Martino Philadelphia’daki erken dönem rock hareketinin içinde Bobby Rydell, Chubby Checker ve Booby Drain’in yanında aktif olarak yer aldı. İlk büyük jazz turnesine lise arkadaşı olan klavyeci Charles Earland ile birlikte çıktı. Ünü kısa sürede diğer jazzcılar arasında yayıldı. Ardından Martino Earland ve diğerleri tarafından icra edilen “soul jazz”a geçiş yapmak için Harlem’e taşındı: “Daha önce sadece beyaz jazzcıları dinlemiştim, kültürün diğer parçasını hiç dinlememiştim”. “Organ Trio” projesi Martino’nun ritmik ve harmonik yaklaşımını geliştirmesinde etkili oldu. Müzik dünyasında bir süre Jack McDuff ve Don Patterson gibi müzisyenlerin arkasında çalan bir adam olarak anıldı. 18 yaşında bir ikon haline geldi. 20 yaşında ise prestige Records ile sözleşme imzaladı. Bu dönemdeki çıkış albümü Strings!, Desperado, El Hombre and Baiyina (The Clear Evidence) gibi klasikleri içerir.Tedavisi tamamlandıktan sonra kariyerine New York’da verdiği ve “The Return” adıyla da yayınlanan, bir konserle yeniden başladı (1987). Ailesinin hastalanmasıyla müziğe tekrar ara vermek zorunda kalan müzisyen, 1994 yılında çıkardığı “Interchange” ve ardından “The maker” albümlerine kadar albüm yapmadı.

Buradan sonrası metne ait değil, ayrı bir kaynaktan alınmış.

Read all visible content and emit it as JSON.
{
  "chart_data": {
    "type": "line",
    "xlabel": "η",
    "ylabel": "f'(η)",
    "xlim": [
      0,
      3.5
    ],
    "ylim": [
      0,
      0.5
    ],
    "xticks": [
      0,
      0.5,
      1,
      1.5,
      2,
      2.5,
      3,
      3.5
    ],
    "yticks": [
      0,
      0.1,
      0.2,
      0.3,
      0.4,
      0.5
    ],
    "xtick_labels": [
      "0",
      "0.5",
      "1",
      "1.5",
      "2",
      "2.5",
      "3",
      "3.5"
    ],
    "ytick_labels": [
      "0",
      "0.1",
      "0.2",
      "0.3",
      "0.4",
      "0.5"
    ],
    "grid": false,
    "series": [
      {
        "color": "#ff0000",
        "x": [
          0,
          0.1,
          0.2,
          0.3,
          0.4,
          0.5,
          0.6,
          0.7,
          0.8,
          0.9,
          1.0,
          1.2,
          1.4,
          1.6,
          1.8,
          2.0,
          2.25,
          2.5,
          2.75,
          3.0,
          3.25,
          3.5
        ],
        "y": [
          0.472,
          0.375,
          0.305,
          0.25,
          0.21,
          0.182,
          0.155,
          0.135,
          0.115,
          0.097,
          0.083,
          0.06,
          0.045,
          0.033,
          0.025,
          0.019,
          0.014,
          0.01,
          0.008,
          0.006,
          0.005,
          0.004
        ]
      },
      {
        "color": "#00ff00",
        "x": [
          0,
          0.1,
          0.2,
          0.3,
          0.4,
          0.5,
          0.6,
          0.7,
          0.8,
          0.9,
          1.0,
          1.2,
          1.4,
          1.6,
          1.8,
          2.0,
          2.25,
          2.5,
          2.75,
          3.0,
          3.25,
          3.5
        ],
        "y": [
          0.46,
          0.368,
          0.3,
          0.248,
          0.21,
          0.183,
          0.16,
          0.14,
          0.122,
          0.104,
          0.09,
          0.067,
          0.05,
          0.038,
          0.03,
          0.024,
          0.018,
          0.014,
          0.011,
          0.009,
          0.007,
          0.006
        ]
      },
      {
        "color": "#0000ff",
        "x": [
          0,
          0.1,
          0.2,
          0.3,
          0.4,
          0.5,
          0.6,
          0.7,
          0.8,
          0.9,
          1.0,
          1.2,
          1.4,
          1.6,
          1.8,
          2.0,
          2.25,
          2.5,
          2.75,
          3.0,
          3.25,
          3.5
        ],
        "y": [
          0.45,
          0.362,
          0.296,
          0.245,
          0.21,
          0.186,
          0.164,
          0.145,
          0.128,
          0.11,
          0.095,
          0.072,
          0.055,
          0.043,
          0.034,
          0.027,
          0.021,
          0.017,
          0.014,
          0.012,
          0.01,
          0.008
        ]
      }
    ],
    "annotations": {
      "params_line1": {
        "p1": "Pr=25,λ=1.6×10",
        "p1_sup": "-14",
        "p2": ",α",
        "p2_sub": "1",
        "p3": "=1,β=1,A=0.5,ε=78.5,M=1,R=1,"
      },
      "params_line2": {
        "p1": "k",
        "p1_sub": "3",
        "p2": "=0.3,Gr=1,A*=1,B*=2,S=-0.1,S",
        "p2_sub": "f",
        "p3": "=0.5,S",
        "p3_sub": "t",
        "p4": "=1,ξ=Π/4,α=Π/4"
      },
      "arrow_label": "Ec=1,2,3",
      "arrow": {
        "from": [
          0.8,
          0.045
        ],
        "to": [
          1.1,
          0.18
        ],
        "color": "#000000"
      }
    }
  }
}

Martino artık Philadelphia’da oturmakta ve bir müzisyen olarak ününü arttırmaya devam etmektedir. New york Times’ın güncel bir yorumunda Martino için şöyle yazar: “Pat Martino 50 yaşından sonra geri döndü ve yeni müzksel açılımlar üzerinde çalışarak efsanesine yeni katmanlar ekliyor”. Tedavi döneminde başlayan gitar-sytnhesizer ile olan deneyimleri onu farklı olanaklılıklara yol açacak orkestral düzenlemelere yönelmesini sağladı. Ders almak için sıraya giren müzisyenlere müzikal bilgeliğinin yanısıra büyük sorunlarla yüzleşen bir adamın felsefi düşüncelerini de sunuyor: “Gitar benim için çok önemli bir şey değil” diyor Pat Martino; “onun bana getirdiği insanlar benim için önemli. Gerçekten minnettar olduğum onlar; çünkü yaşıyorlar. Gitar sadece bir alet”.